The Fermi-LAT observations cover a total time of more than six years now. For every single gamma-ray photon received from the pulsar, the AEI scientists had to identify during which of the up to billions of pulsar rotations it was emitted. Since a priori there is very little knowledge about the pulsar's rhythm and its other properties, vast parameter spaces have to be searched very finely – otherwise the hidden signal would be missed. “It's a lot like searching the proverbial needle in haystack, except that beforehand we don't even know what our needle exactly looks like,” says Colin Clark, PhD student in Pletsch's group and lead author of the paper.
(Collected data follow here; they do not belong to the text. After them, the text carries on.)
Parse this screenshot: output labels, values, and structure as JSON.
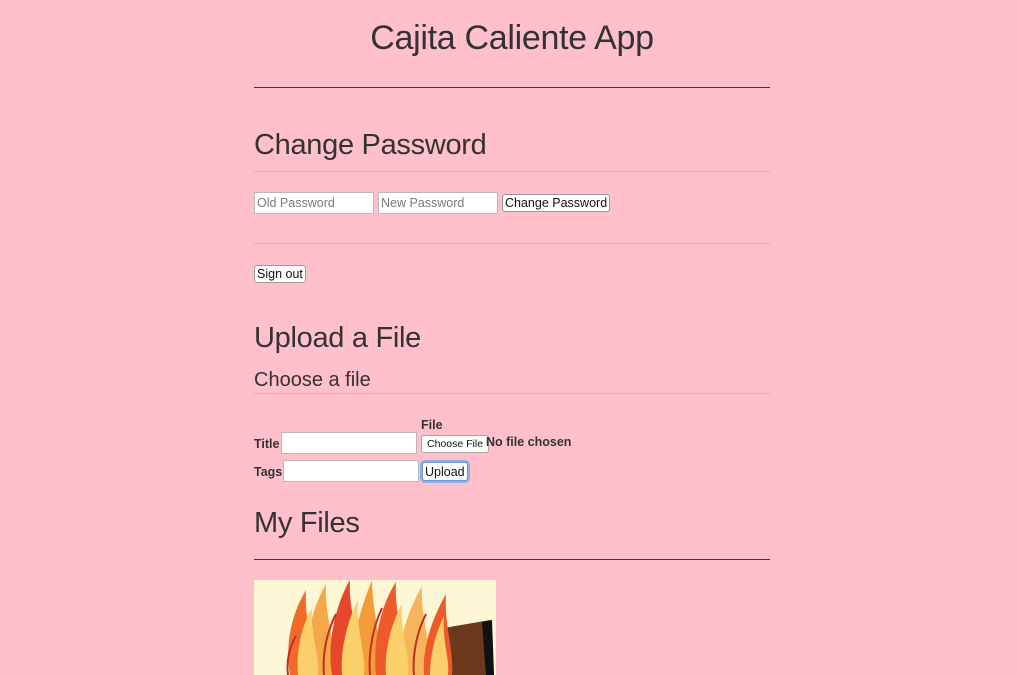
{
  "app": {
    "title": "Cajita Caliente App"
  },
  "change_password": {
    "heading": "Change Password",
    "old_password_placeholder": "Old Password",
    "old_password_value": "",
    "new_password_placeholder": "New Password",
    "new_password_value": "",
    "submit_label": "Change Password"
  },
  "sign_out": {
    "label": "Sign out"
  },
  "upload": {
    "heading": "Upload a File",
    "subheading": "Choose a file",
    "title_label": "Title",
    "title_value": "",
    "file_label": "File",
    "choose_file_label": "Choose File",
    "file_status": "No file chosen",
    "tags_label": "Tags",
    "tags_value": "",
    "upload_label": "Upload"
  },
  "my_files": {
    "heading": "My Files",
    "items": [
      {
        "kind": "image-thumbnail"
      }
    ]
  },
  "colors": {
    "background": "#ffbfcb",
    "text": "#333333",
    "rule": "#3a3a3a"
  }
}
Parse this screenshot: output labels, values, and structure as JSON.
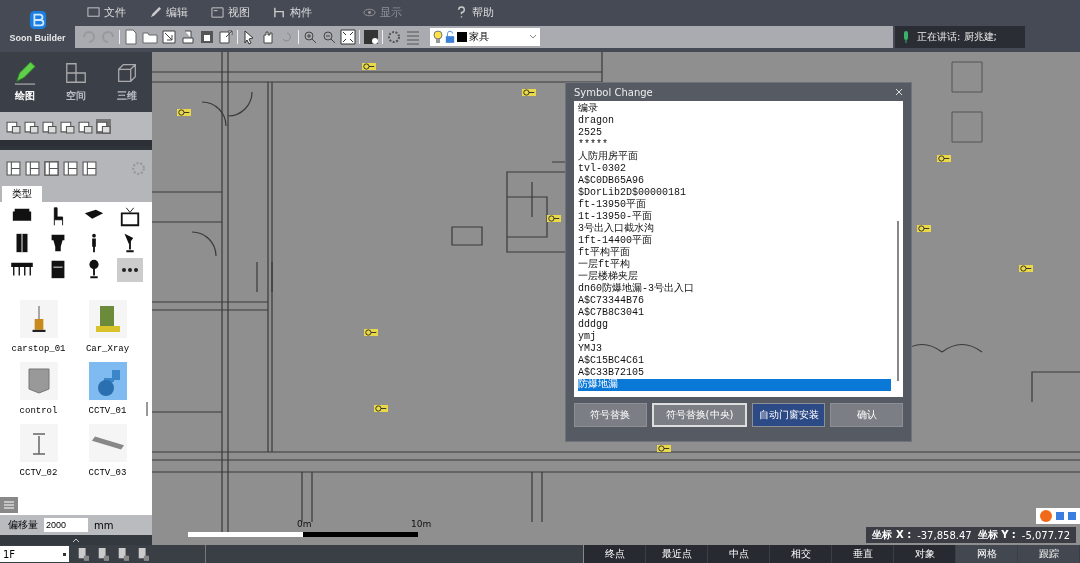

An adaptive search as crucial ingredient
Fermi-LAT's gamma-ray sky resolution is limited, so the sky position is not known well enough beforehand; but an offset in the sky position affects how the arrival times of the photons are reconstructed and whether the correct pulsar rotation phase can be identified for each photon. “We therefore have to search over a grid in the sky around the Fermi-LAT catalogue position. To make sure we do not miss the pulsar, we included a safety margin in our search grid,” explains Clark. “More importantly, we also made our search algorithm adaptive – even if the source was at the edge of the analyzed sky patch, the search algorithm could ‘walk away’ and still find the pulsar.”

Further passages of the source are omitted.